157 companies with signs of insolvent… Decrease from the previous year by excluding the corona effect

Input 2020.12.28 12:04 | Revision 2020.12.28 12:14

This year, four large companies and 153 small and medium-sized enterprises were targeted for restructuring. Of these, two large companies and 89 small and medium-sized enterprises are subject to expulsion, including legal management. The number of companies subject to restructuring decreased by 53 compared to last year, and this year’s credit risk assessment was conducted excluding temporary effects from the novel coronavirus infection (Corona 19).

The Financial Supervisory Service announced on the 28th that as a result of credit risk assessment in 2020 by creditors, 157 companies were selected as companies with signs of insolvent.

In accordance with the Corporate Restructuring Promotion Act (the Promotion Act), creditor banks evaluate financial risks and operating risks once a year for large companies with a credit contribution of 50 billion won or more and small and medium-sized enterprises with a credit contribution of 50 billion won or more in the financial sector. It’s a sort of work. According to the evaluation grades (A, B, C, D), grade C is classified as a creditor’s workout, and grade D is classified as a company with signs of insolvency that must undergo self-rehabilitation procedures such as legal management.



Financial Supervisory Service

Of the 157 companies selected as insolvent sign companies this year, 4 are large and 153 are SMEs. 53 companies decreased from last year. The number of large corporations decreased by 5 and the number of SMEs decreased by 48. Among the large companies with signs of insolvency, two C and D grades were each counted. There were 64 and 89 SMEs, respectively.

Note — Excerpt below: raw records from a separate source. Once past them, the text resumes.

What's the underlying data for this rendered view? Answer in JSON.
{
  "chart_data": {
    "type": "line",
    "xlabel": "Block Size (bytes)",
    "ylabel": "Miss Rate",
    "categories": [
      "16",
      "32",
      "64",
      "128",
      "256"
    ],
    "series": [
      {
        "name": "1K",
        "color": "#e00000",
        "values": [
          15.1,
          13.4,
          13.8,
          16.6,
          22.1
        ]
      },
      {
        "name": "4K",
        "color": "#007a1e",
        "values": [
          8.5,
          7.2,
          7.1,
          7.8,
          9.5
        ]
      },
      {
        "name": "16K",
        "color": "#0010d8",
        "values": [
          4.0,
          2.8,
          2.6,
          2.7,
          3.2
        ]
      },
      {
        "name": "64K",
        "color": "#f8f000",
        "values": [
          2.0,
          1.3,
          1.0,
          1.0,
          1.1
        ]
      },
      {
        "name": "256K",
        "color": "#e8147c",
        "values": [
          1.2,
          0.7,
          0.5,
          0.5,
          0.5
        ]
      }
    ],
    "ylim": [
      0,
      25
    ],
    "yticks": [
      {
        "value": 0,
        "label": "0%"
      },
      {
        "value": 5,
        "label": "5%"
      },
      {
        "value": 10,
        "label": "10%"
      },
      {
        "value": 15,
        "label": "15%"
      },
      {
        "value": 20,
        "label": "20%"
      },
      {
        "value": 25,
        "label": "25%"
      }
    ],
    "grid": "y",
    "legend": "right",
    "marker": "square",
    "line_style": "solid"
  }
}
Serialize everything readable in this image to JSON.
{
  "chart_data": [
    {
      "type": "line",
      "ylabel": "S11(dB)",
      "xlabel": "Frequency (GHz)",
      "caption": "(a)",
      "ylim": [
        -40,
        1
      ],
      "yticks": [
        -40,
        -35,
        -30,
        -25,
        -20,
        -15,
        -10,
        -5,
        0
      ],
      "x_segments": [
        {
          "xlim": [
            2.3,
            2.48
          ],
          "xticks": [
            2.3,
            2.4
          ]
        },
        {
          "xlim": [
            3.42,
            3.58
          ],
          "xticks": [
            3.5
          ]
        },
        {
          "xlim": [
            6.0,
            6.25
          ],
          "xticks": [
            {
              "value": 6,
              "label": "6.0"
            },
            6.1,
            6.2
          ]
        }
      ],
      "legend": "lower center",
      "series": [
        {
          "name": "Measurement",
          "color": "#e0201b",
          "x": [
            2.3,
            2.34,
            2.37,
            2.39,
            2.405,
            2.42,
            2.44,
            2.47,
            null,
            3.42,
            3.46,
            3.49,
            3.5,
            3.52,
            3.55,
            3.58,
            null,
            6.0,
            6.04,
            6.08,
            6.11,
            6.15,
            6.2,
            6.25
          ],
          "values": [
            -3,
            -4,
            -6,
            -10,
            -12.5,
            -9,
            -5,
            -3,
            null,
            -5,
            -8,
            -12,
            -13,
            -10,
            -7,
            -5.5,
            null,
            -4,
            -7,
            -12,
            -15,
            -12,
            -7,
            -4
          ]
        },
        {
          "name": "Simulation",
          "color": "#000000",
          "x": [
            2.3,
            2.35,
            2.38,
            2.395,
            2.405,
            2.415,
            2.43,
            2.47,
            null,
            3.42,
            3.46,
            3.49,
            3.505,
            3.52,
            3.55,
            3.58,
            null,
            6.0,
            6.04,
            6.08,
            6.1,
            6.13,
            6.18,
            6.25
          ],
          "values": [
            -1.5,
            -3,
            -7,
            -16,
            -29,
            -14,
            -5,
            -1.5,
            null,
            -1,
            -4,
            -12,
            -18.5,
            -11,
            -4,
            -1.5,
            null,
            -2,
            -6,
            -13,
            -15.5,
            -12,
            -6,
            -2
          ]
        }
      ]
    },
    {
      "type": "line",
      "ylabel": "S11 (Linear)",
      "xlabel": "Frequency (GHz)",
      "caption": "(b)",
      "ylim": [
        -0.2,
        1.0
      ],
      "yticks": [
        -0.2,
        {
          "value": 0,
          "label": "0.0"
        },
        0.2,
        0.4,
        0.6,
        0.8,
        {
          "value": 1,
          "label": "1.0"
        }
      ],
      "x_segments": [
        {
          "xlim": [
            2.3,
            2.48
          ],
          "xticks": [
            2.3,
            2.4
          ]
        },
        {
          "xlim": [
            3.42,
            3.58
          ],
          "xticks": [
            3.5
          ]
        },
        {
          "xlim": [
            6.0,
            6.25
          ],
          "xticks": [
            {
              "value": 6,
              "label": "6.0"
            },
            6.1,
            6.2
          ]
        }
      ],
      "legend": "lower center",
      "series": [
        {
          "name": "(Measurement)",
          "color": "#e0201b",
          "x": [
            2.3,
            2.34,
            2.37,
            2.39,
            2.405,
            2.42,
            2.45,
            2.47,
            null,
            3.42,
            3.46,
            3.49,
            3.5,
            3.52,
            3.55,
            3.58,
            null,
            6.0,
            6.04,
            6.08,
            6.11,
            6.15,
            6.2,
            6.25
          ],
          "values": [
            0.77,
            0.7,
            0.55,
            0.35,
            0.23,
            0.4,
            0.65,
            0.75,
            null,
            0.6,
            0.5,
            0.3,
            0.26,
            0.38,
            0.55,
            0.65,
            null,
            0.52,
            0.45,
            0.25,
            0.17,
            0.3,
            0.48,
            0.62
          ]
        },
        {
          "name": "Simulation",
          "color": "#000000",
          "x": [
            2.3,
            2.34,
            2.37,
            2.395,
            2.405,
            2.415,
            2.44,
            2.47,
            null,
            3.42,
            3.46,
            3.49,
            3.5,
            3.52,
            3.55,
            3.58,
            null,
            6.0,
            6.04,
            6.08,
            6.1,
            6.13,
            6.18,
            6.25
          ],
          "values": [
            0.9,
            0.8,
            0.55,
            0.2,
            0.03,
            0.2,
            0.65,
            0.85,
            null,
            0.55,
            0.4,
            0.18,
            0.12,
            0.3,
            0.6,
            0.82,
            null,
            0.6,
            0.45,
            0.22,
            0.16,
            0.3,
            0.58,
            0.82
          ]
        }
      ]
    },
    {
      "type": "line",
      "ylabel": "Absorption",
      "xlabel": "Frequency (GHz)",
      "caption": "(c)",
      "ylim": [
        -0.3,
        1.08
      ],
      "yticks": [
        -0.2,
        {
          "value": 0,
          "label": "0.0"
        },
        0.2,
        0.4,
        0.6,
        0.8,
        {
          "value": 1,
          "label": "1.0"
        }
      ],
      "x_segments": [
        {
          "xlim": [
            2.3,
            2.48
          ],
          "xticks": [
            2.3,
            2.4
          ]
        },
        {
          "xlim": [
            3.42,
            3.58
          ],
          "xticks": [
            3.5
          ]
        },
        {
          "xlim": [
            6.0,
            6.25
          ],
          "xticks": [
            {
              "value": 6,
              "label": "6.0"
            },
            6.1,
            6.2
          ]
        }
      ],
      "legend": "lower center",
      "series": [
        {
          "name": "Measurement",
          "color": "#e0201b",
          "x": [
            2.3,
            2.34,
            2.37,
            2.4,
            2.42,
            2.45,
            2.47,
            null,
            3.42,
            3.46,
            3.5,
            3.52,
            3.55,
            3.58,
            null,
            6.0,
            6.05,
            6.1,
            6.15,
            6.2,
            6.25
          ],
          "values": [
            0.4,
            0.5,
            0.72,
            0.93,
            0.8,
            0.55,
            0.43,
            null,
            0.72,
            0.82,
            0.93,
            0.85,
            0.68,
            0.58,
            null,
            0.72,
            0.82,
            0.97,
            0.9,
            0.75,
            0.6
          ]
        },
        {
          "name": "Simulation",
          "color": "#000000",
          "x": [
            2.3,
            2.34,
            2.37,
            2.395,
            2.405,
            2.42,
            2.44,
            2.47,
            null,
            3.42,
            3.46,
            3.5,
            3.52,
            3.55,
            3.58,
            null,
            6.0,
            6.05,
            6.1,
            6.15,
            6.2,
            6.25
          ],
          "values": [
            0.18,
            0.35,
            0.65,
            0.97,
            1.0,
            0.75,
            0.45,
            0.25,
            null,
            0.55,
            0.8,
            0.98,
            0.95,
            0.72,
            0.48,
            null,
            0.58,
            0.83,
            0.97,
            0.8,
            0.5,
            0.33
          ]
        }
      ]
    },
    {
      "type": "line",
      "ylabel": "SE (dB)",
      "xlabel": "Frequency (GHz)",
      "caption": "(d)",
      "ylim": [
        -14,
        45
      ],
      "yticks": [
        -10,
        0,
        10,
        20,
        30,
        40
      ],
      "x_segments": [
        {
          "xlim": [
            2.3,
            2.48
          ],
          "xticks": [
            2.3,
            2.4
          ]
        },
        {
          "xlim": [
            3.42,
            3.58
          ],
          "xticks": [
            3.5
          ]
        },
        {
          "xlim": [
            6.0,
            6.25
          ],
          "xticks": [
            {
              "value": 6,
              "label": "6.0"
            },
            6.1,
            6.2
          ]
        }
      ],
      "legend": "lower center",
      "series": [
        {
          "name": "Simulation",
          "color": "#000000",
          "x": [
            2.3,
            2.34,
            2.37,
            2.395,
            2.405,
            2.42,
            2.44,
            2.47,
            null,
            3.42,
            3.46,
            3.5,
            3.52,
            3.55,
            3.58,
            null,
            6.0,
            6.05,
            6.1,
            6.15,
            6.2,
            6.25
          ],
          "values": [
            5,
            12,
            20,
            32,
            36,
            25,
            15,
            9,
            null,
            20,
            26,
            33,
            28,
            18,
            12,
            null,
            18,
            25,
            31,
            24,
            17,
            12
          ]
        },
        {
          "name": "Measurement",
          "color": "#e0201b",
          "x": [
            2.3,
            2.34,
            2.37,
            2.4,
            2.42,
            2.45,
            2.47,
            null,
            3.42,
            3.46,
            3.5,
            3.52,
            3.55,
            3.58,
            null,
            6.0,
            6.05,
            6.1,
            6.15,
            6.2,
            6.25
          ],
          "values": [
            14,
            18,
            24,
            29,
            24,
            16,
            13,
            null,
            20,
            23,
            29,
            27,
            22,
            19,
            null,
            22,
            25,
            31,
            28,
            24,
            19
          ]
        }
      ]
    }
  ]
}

By industry, 17 metal processing companies, 13 wholesale and product brokerage companies, 13 real estate companies, 12 rubber and plastic companies, 12 machinery and equipment companies, 12 automobile companies, and so on. Steel (+3), rubber and plastics (+2) increased compared to last year, while mechanical equipment (-23), electronics (-8), real estate (-6), and automobiles (-5) ), etc. decreased.

Despite the difficulties caused by the coronavirus, the number of companies with signs of insolvency in large and small and medium-sized companies all decreased compared to the previous year, it seems that this year’s credit risk assessment was carried out in consideration of these special circumstances. Credit risk assessment for large corporations has been carried out in the first half of each year (March), but the FSS has delayed the schedule to the second half (June-November), when SMEs are evaluated. It is a measure of concern that the number of companies with signs of insolvency could increase exponentially if the evaluation is made based on the situation in which the impact of the corona spread is reflected intact. The Financial Supervisory Service’s policy to exclude the temporary effects of the corona as much as possible was also reflected. In addition, the drop in the delinquency rate was also a part of the effect of the corona-related financial support for liquidity.

The Financial Supervisory Service also explained that the trend of corporate earnings recovery from the third quarter was reflected. According to the Korea Exchange, the operating profit of Korean listed companies in July-September this year was 7 trillion 100 billion won, an increase of 43.5% from 16.400 billion won in April-June. The operating margin also increased 1.74 percentage points (P) from 5.51% to 7.25% over the same period.

The financial sector credit contribution to companies with signs of insolvent is 2.3 trillion won. Of these, banknotes accounted for 78.3% with 1.8 trillion won. Of the credit contributions, large corporations accounted for 700 billion won, and small and medium-sized enterprises accounted for 1.6 trillion won. In case of reclassifying the asset quality of loans for companies with signs of insolvent, the additional credit loss provisions for banks are estimated at KRW235.5 billion.

The Financial Supervisory Service said, “If you consider the loss-absorbing ability of domestic banks, the impact on the soundness of banks is not expected to be significant.” Meanwhile, for companies that do not apply for a workout, the creditor bank will be instructed to strengthen the follow-up management.”